Would a cpu with that much cache still be able to keep the cache high speed?
Anyhow, current games are designed around current gpus, so while you may be able to create a situation where a super cpu outperforms a gpu I don't know if current games would perform better. Is the cpu to perform the rasterization as well, since even a DX6 level of functionality in a video card would still free up a lot of cpu time over just having a cpu do everything.
 
Fox5 said:
Would a cpu with that much cache still be able to keep the cache high speed?

it may end up being technologically challenging/prohibitively expensive. for instance, cell has merely 8x256KB + .5MB = 2.5MB of sweet memory, and that's akin to L2 cache characteristics. but that's today, let's see what tomorrow has for us.

Anyhow, current games are designed around current gpus, so while you may be able to create a situation where a super cpu outperforms a gpu I don't know if current games would perform better.

as long as your landmarking against current games, curent gpus are doing fine, and you'd hardly gain anything by a more flexible architecture.

try puting gpus in the proffy league; there've been already lab cases of cell outperforming a g70 at shader work, when that was not constrained to 'games circa 2002' ruleset. ironically, you don't need too much shading abilities to do the latter - see doom3's case with shaders. that's why i want to see current gpus crunching prman shaders.

fact of life is, all gpus did, do and will ever do is 'tackle' the bandwidth and latency requirements of the insatiable graphic algorithms by playing the game by the most favorable rules. of course that's fine and dandy, but it also entrenches the game. so try playing one step out of the box see what happens.

Is the cpu to perform the rasterization as well, since even a DX6 level of functionality in a video card would still free up a lot of cpu time over just having a cpu do everything.

sure, but i thought we were talking graphics technologies here, in context of doing purely graphics.
 
darkblu said:
well, something with a madd definitely. like altivec/vmx ..
For heaven's sake man, think what you're saying. :oops:
If you are making future wishlist - please steer WAY clear of VMX/Altivec/SSE/3Dnow and other prehistoric relics that have long outlived their usefulness.
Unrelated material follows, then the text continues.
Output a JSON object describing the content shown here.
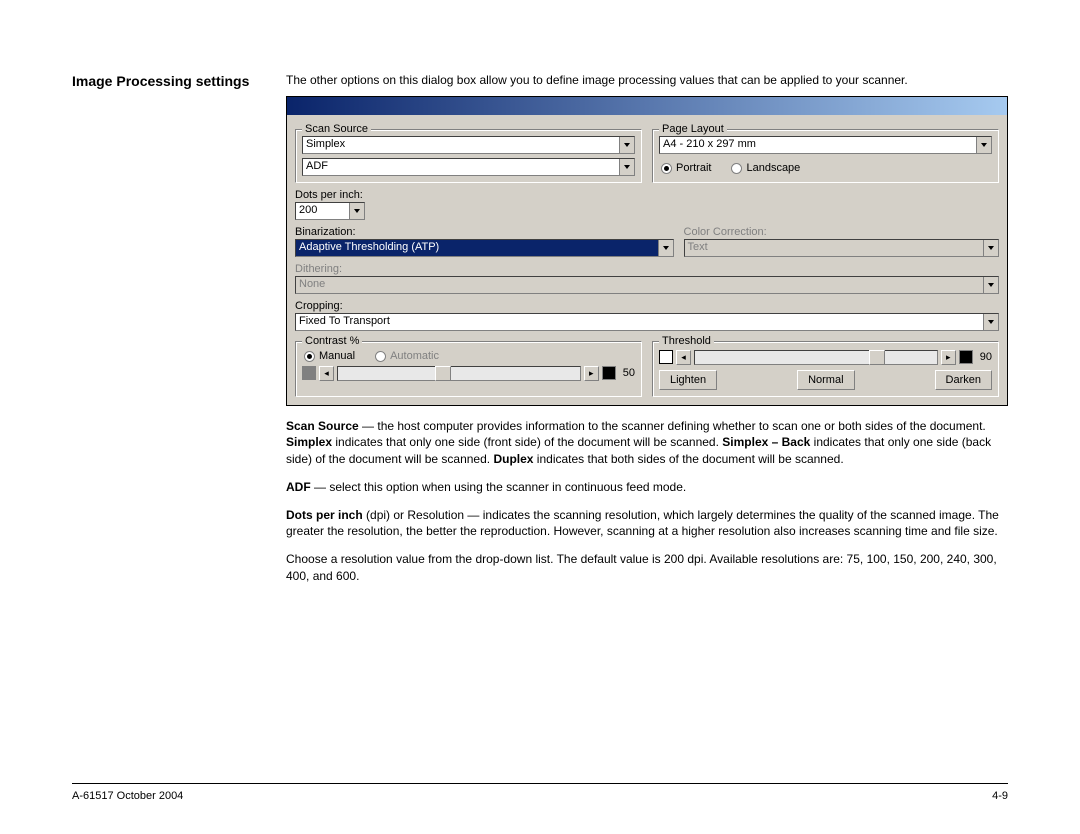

That said, if you replaced your SIMD engine with something modern and actually userfriendly, then yea, I could see it as an interesting (and expensive) thing to play with.
 
Fafalada said:
That said, if you replaced your SIMD engine with something modern and actually userfriendly, then yea, I could see it as an interesting (and expensive) thing to play with.
You keep talking about this - I'm curious to read what you think should be done.

Jawed
 
Panajev2001a said:
PSP's VFPU with a good Integer/Logical instructions support on the side (cough... VU1 sucks a bit there... cough...) would be a better start :).
Dunno..Faf is talking about VFPU magics all the time to me but I haven't the opportunity to work on PSP :p
 
Fafalada said:
For heaven's sake man, think what you're saying. :oops:
If you are making future wishlist - please steer WAY clear of VMX/Altivec/SSE/3Dnow and other prehistoric relics that have long outlived their usefulness.

my apologies, but being a desktop coder i just don't know any better :(
 
Me, too!

I'll be the 15th to say programmable pixel/vertex shading, particularly since sm 2.0

MSAA (plus decent, usable af) second.

HDR should become important over the next year but it's too soon for a high rank.
 
darkblu said:
i'd have said HLSL if the thread title didn't state 'hardware feature'.
The more I think about it, the more convinced I am that HLSL is basically a "hardware feature".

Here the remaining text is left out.